Le très orthodoxe
curé de Saint-Eugène, à Paris, a publié,
de 1881 à 1887, un ouvrage en sept gros volumes in‑8°
qu’il termine en disant : « Ayant entrepris
l’histoire d’un département de la France, je ne me dissimule
pas que je l’achève à une époque qui semble la
fin d’un monde… Nos neveux auront à spéculer sur des
données radicalement nouvelles. Idées morales, idées
économiques, politiques, sociales, administratives :
l’humanité fait peau neuve ! »
Il serait facile de
multiplier les citations analogues. Livres, revues, journaux, de
toutes couleurs, de toutes nuances, s’accordent à dire et
redire :
SOCIÉTÉ
MOURANTE !
— O —
Comment se fait-il que
nous soyons ainsi à une époque de transition ?
Pour bien répondre
à cette question, il suffit de copier, dans l’atlas de
géographie moderne qui est entre les mains des écoliers,
le passage suivant de la préface signée Schrader :
« Jusqu’au
dix-neuvième siècle, l’homme a surtout demandé
des secours aux forces naturelles en pleine activité, au vent,
à l’eau courante. Il se bornait à utiliser un mouvement
déjà produit par le jeu de la vie planétaire. Au
dix-neuvième siècle, une fraction de l’humanité
imagine de se faire, non plus aider, mais remplacer. De substances
inertes, houille, métaux, acides, eau surchauffée,
etc., elle apprend à dégager des forces latentes, à
les discipliner, à les obliger à l’action. Dès
lors, tous les organes moteurs ou mécaniques de l’homme se
transforment, se décuplent ou se centuplent. Sa puissance de
locomotion s’accroît jusqu’aux vapeurs transocéaniques
et jusqu’aux chemins de fer, transcontinentaux.

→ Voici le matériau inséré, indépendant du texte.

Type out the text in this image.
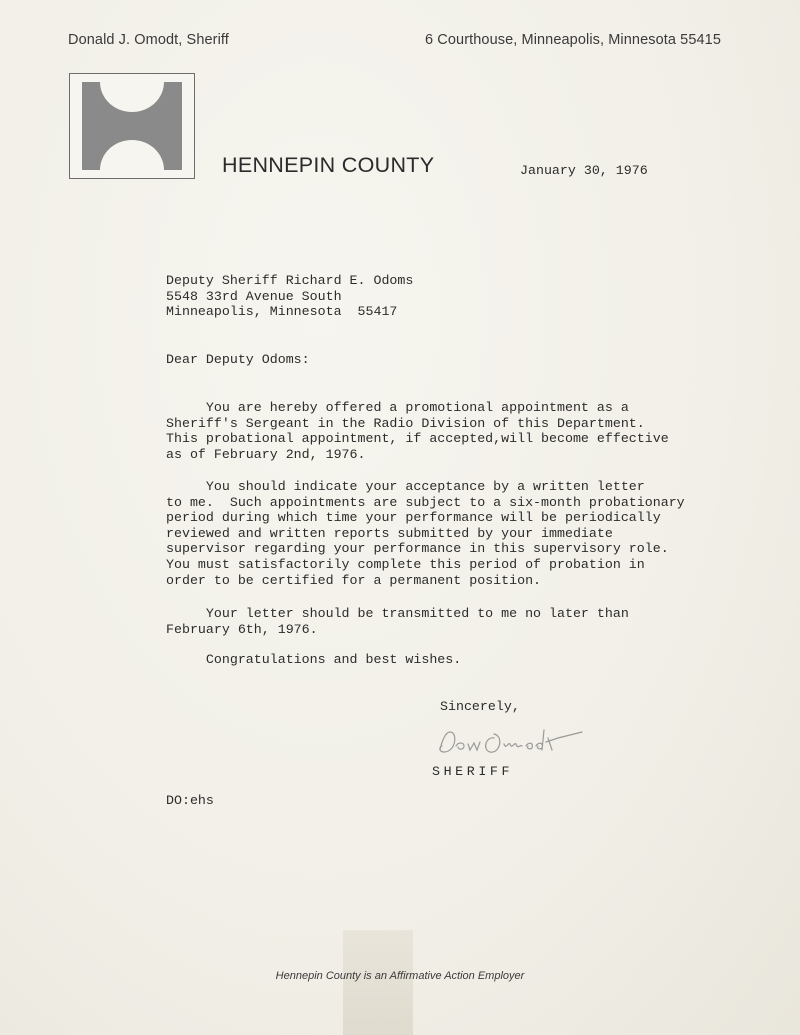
Donald J. Omodt, Sheriff	6 Courthouse, Minneapolis, Minnesota 55415
HENNEPIN COUNTY	January 30, 1976
Deputy Sheriff Richard E. Odoms
5548 33rd Avenue South
Minneapolis, Minnesota  55417
Dear Deputy Odoms:
You are hereby offered a promotional appointment as a
Sheriff's Sergeant in the Radio Division of this Department.
This probational appointment, if accepted,will become effective
as of February 2nd, 1976.
You should indicate your acceptance by a written letter
to me.  Such appointments are subject to a six-month probationary
period during which time your performance will be periodically
reviewed and written reports submitted by your immediate
supervisor regarding your performance in this supervisory role.
You must satisfactorily complete this period of probation in
order to be certified for a permanent position.
Your letter should be transmitted to me no later than
February 6th, 1976.
Congratulations and best wishes.
Sincerely,
SHERIFF
DO:ehs
Hennepin County is an Affirmative Action Employer
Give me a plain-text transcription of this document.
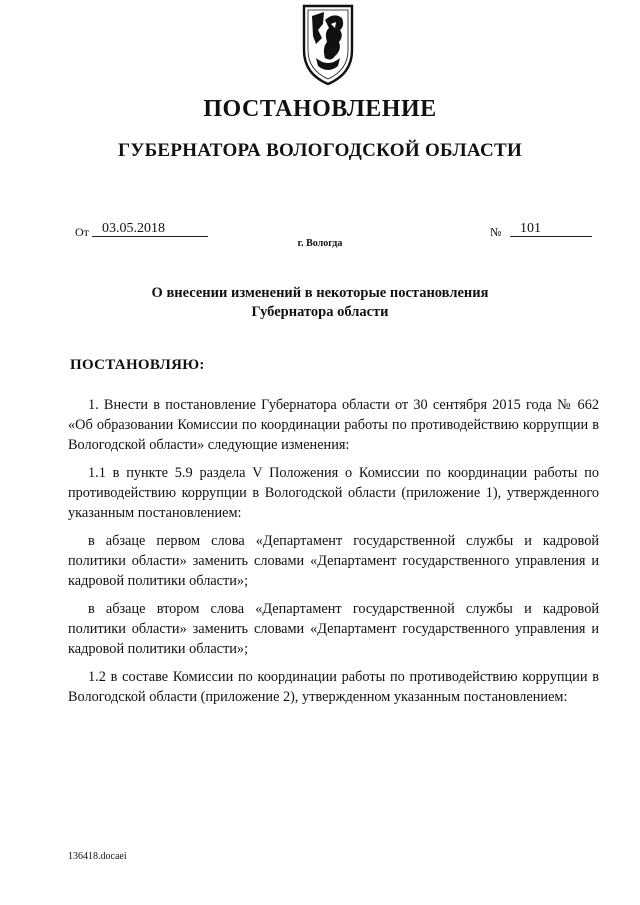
ПОСТАНОВЛЕНИЕ
ГУБЕРНАТОРА ВОЛОГОДСКОЙ ОБЛАСТИ
От 03.05.2018	№	101
г. Вологда
О внесении изменений в некоторые постановления
Губернатора области
ПОСТАНОВЛЯЮ:

1. Внести в постановление Губернатора области от 30 сентября 2015 года № 662 «Об образовании Комиссии по координации работы по противодействию коррупции в Вологодской области» следующие изменения:

1.1 в пункте 5.9 раздела V Положения о Комиссии по координации работы по противодействию коррупции в Вологодской области (приложение 1), утвержденного указанным постановлением:

в абзаце первом слова «Департамент государственной службы и кадровой политики области» заменить словами «Департамент государственного управления и кадровой политики области»;

в абзаце втором слова «Департамент государственной службы и кадровой политики области» заменить словами «Департамент государственного управления и кадровой политики области»;

1.2 в составе Комиссии по координации работы по противодействию коррупции в Вологодской области (приложение 2), утвержденном указанным постановлением:

136418.docaei
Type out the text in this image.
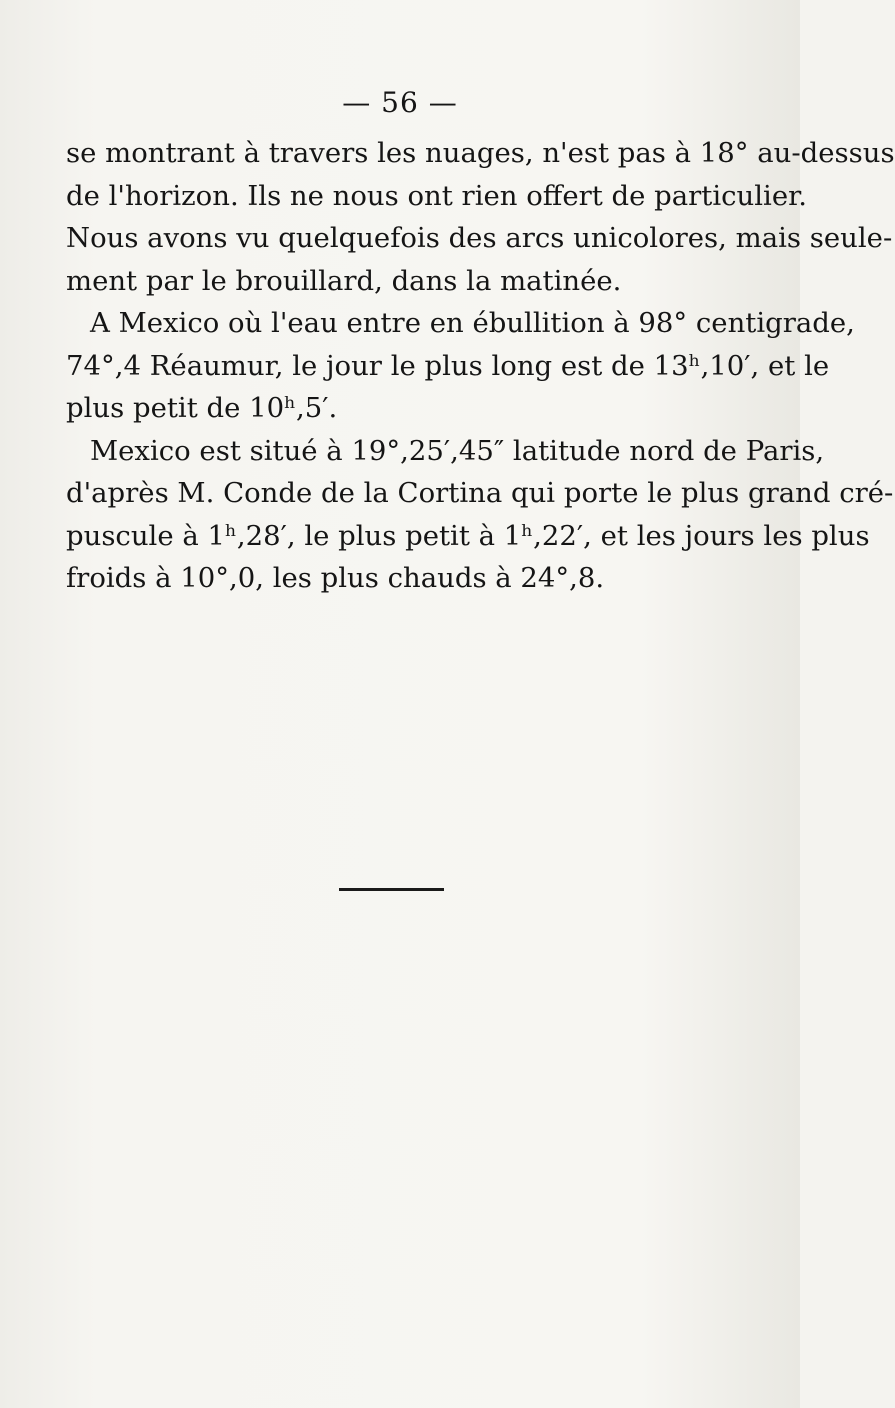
— 56 —
se montrant à travers les nuages, n'est pas à 18° au-dessus
de l'horizon. Ils ne nous ont rien offert de particulier.
Nous avons vu quelquefois des arcs unicolores, mais seule-
ment par le brouillard, dans la matinée.
A Mexico où l'eau entre en ébullition à 98° centigrade,
74°,4 Réaumur, le jour le plus long est de 13ʰ,10′, et le
plus petit de 10ʰ,5′.
Mexico est situé à 19°,25′,45″ latitude nord de Paris,
d'après M. Conde de la Cortina qui porte le plus grand cré-
puscule à 1ʰ,28′, le plus petit à 1ʰ,22′, et les jours les plus
froids à 10°,0, les plus chauds à 24°,8.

La portée de
sa parole n’a plus de limites : la télégraphie la
transporte autour du monde ; la vapeur, les substances
explosibles donnent à son bras une force incalculable. Ce
n’est plus l’homme des siècles passés, C’EST UN NOUVEL
ÊTRE… »
Et il est évident
qu’à un être nouveau il faut une société
nouvelle.
— O —
Que sera cette société
nouvelle ?
Essayez de soumettre à
n’importe quel Homme de bonne foi et de bonne volonté le
raisonnement que voici :
« Pas de
liberté individuelle sans un certain bien-être ; et
pas de bien-être universel sans appui mutuel. — Or, l’appui
mutuel sans la liberté individuelle constituerait une société
abominablement autoritaire. — Donc, il faut concilier la liberté
individuelle avec l’appui mutuel ; autrement dit : il faut
amalgamer l’indépendance et la solidarité. »
Il me semble que c’est
exactement ce que veulent les anarchistes.